The start of S phase is signaled by the activation of the first replicon—usually in euchromatin—in areas of active genes. Over the next few hours, initiation events occur at other replicons in an ordered manner.
However, replication in bacteria, as shown in FIGURE .2, is triggered at a single origin when the cell mass increases past a threshold level, and the segregation of the daughter chromosomes
is accomplished by ensuring that they find themselves on opposite sides of the septum that grows to divide the bacterium into two.

FIGURE .2 Replication initiates at the bacterial origin when a cell passes a critical threshold of size. Completion of replication produces daughter chromosomes that might be linked by recombination or that might be catenated. They are separated and moved to opposite sides of the septum before the bacterium is divided into two.

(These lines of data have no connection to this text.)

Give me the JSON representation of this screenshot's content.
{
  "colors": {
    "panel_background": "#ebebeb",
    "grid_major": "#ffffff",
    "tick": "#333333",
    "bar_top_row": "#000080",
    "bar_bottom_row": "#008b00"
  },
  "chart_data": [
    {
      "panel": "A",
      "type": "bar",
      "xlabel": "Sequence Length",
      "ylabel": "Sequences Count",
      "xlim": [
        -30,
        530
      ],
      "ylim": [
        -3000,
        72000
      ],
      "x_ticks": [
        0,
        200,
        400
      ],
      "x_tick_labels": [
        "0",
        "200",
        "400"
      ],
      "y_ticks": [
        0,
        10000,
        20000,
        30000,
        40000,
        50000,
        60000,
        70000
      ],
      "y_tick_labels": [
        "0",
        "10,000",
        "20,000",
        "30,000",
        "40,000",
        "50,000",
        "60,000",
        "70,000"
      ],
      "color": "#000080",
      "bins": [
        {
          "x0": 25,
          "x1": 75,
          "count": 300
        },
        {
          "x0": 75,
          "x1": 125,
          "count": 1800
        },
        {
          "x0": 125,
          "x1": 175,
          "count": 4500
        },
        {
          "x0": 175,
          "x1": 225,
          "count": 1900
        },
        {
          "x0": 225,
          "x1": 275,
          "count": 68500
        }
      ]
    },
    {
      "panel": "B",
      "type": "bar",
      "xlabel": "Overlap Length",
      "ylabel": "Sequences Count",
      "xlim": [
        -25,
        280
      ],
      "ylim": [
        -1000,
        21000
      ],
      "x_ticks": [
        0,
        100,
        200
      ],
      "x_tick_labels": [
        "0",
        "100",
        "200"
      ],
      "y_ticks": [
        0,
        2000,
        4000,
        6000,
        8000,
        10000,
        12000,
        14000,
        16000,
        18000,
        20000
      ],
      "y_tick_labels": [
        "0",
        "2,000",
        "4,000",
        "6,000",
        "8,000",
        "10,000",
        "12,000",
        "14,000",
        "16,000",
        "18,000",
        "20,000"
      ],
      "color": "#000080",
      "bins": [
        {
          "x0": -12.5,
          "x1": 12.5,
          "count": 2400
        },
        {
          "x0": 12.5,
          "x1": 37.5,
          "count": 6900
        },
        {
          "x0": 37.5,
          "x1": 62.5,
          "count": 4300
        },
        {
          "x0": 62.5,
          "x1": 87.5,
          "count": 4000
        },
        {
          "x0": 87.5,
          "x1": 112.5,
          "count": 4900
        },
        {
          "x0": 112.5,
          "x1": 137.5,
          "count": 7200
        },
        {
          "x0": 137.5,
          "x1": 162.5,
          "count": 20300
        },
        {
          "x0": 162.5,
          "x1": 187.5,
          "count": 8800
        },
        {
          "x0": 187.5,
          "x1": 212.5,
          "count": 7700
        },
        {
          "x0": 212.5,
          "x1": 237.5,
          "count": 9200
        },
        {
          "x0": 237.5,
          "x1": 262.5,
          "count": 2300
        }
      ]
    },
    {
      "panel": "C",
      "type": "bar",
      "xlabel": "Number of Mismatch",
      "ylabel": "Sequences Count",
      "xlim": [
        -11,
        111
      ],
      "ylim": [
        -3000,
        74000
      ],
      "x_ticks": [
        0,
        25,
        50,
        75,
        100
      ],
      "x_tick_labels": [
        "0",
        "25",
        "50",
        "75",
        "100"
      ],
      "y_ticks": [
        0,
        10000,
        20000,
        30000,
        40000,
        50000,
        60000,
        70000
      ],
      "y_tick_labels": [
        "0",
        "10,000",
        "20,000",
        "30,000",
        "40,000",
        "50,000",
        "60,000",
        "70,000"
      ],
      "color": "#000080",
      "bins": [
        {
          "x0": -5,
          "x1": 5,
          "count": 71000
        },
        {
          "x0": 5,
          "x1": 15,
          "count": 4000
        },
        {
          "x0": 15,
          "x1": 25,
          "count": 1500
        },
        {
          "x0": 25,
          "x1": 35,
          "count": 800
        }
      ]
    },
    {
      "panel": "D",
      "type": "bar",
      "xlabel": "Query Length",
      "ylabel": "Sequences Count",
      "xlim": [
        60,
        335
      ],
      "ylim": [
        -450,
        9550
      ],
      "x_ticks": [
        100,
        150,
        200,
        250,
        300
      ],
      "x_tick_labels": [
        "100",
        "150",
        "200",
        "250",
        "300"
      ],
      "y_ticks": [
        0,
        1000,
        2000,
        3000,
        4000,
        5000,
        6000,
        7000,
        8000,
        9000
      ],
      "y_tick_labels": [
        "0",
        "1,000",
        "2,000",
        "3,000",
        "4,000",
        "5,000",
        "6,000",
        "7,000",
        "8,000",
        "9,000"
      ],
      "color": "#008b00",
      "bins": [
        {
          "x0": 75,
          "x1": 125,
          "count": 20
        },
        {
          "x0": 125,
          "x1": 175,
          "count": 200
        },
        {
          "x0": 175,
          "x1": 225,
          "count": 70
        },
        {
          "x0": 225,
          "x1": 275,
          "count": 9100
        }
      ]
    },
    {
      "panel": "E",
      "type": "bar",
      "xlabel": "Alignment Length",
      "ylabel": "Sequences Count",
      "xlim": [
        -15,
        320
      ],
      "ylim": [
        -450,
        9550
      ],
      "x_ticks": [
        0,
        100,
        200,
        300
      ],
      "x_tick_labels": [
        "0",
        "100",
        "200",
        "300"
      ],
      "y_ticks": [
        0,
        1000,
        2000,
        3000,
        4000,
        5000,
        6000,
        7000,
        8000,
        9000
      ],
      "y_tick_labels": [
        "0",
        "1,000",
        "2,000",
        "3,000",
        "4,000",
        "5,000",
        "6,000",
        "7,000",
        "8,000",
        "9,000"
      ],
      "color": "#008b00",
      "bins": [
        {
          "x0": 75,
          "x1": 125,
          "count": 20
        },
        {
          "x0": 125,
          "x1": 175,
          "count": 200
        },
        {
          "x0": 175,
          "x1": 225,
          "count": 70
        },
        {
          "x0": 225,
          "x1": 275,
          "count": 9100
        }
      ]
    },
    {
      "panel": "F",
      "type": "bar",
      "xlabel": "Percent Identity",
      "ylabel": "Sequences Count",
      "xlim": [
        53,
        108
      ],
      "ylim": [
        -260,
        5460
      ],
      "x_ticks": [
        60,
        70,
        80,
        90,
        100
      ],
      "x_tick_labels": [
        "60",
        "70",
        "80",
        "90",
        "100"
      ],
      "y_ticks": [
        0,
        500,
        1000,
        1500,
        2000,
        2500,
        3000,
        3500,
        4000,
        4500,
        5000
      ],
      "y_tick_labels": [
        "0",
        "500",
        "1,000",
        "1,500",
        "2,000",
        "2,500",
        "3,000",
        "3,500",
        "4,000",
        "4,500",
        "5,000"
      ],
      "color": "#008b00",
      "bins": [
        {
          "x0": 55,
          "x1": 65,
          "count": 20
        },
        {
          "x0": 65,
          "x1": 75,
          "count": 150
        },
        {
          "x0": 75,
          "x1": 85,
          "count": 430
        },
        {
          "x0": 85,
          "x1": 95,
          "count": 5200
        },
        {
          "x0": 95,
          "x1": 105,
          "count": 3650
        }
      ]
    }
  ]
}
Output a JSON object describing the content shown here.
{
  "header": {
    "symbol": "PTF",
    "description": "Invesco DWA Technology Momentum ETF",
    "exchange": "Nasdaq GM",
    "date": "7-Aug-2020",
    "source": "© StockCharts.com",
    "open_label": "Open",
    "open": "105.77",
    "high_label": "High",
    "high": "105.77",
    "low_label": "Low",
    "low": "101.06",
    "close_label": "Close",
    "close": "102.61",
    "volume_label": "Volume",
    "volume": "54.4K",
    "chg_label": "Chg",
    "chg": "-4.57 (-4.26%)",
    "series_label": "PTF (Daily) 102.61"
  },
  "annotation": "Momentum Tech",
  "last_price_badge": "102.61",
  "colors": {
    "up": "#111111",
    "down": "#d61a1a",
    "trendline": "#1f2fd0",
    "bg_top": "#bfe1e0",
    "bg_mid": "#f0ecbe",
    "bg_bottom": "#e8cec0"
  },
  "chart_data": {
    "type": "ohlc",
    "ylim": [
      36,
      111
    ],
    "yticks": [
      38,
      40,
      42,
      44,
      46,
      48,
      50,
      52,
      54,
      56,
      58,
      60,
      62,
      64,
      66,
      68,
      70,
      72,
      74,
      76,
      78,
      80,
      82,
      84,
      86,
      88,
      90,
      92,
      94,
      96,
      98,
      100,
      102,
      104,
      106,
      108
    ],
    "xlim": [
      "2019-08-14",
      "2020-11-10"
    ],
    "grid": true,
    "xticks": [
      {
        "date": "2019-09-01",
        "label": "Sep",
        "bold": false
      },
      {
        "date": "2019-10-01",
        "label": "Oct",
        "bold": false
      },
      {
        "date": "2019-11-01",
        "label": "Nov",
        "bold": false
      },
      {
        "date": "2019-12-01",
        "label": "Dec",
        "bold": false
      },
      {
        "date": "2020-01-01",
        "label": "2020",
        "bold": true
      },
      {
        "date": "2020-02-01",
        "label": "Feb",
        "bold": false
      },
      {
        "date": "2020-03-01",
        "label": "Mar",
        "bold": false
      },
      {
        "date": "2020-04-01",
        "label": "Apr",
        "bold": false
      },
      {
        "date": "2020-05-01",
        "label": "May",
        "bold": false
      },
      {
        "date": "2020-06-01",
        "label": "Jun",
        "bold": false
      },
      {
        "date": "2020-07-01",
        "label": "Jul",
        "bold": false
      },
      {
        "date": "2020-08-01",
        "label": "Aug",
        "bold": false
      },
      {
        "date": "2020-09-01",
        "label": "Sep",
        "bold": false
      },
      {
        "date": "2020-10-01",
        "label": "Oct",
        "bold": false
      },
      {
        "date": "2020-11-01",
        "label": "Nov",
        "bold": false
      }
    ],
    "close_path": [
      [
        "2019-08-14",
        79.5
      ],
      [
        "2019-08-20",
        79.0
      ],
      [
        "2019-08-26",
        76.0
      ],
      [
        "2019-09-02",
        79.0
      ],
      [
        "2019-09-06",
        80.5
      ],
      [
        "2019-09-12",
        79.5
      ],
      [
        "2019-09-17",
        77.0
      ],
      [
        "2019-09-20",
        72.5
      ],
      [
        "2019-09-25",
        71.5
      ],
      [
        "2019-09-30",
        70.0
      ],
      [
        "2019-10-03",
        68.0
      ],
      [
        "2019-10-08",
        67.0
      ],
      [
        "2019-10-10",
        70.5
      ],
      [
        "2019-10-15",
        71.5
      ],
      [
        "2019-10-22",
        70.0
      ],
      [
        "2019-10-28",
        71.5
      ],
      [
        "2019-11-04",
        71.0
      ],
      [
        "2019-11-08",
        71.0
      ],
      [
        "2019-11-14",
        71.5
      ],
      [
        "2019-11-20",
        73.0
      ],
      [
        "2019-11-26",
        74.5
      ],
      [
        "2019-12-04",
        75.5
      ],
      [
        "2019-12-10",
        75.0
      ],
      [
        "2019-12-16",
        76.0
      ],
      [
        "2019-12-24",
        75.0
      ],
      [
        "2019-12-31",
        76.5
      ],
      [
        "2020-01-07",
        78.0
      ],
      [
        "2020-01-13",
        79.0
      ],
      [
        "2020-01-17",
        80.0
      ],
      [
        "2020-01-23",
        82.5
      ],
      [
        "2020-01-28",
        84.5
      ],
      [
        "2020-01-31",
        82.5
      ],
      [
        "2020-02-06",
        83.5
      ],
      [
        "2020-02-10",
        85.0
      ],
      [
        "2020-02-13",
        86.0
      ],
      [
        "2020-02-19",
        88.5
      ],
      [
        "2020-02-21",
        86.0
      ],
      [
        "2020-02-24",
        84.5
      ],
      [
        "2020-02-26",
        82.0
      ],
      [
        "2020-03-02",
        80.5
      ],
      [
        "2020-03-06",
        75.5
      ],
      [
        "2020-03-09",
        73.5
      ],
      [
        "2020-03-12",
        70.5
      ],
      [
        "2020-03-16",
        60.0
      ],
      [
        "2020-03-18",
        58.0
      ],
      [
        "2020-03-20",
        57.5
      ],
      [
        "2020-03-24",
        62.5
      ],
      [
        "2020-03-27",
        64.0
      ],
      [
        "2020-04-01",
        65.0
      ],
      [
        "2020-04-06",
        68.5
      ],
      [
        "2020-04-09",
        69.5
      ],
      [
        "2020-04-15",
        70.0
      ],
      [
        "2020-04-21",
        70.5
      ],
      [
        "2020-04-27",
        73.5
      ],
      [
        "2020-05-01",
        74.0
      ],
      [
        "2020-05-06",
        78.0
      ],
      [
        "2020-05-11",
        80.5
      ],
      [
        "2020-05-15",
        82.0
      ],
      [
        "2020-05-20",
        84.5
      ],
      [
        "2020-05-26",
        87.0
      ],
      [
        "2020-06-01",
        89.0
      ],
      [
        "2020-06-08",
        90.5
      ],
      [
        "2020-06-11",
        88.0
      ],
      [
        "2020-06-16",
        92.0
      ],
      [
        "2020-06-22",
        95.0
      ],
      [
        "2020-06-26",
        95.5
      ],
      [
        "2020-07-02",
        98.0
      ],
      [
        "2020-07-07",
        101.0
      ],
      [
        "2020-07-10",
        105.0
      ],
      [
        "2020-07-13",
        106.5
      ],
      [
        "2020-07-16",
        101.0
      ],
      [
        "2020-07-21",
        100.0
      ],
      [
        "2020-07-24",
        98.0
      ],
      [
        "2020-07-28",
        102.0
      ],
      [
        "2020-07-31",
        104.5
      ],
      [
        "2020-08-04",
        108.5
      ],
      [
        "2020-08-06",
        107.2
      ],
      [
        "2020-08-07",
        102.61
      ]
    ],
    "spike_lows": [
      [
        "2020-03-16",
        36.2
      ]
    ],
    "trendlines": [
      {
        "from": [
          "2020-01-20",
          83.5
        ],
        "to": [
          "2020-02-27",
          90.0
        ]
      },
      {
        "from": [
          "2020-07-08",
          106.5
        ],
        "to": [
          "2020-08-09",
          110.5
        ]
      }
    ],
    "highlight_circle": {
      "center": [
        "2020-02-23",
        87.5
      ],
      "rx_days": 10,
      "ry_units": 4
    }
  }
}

How does the cell know when to initiate the replication cycle? The initiation event occurs once in each cell cycle and at the same time in every cell cycle. How is this timing set? An initiator protein could be synthesized continuously throughout the cell cycle; accumulation of a critical amount would trigger initiation. This is consistent with the fact that protein synthesis is needed for the initiation event.
Another possibility is that an inhibitor protein might be synthesized or activated at a fixed point and then diluted below an effective level by the increase in cell volume. Current models suggest that variations of both possibilities operate to turn initiation on and then off precisely in each cell cycle. Synthesis of active DnaA protein, the bacterial initiator protein, reaches a threshold that turns on initiation, and the activity of inhibitors turns subsequent initiations off for the rest of the cell cycle. 
Bacterial chromosomes are specifically compacted and arranged inside the cell, and this organization is important for proper segregation, or partition, of daughter chromosomes at cell division.
Some of the events in partitioning the daughter chromosomes are consequences of the circularity of the bacterial chromosome. Circular chromosomes are said to be catenated when one passes through another, connecting them. Catenation is a consequence of incomplete removal of topological links during DNA replication, and topoisomerases are required to remove these links and separate the chromosomes. An alternative type of structure is formed when a recombination event occurs: A single recombination between two monomers converts them into a single dimer. This is resolved by a specialized recombination system that recreates the independent monomers.
The key goals in the chapters that follow are to define the DNA sequences that function in replication and to determine how they are recognized by appropriate proteins of the replication
apparatus. In subsequent chapters, we examine the unit of replication and how that unit is regulated to start replication; the biochemistry and mechanism of DNA synthesis; and autonomously replicating units in bacteria, mitochondria, and chloroplasts.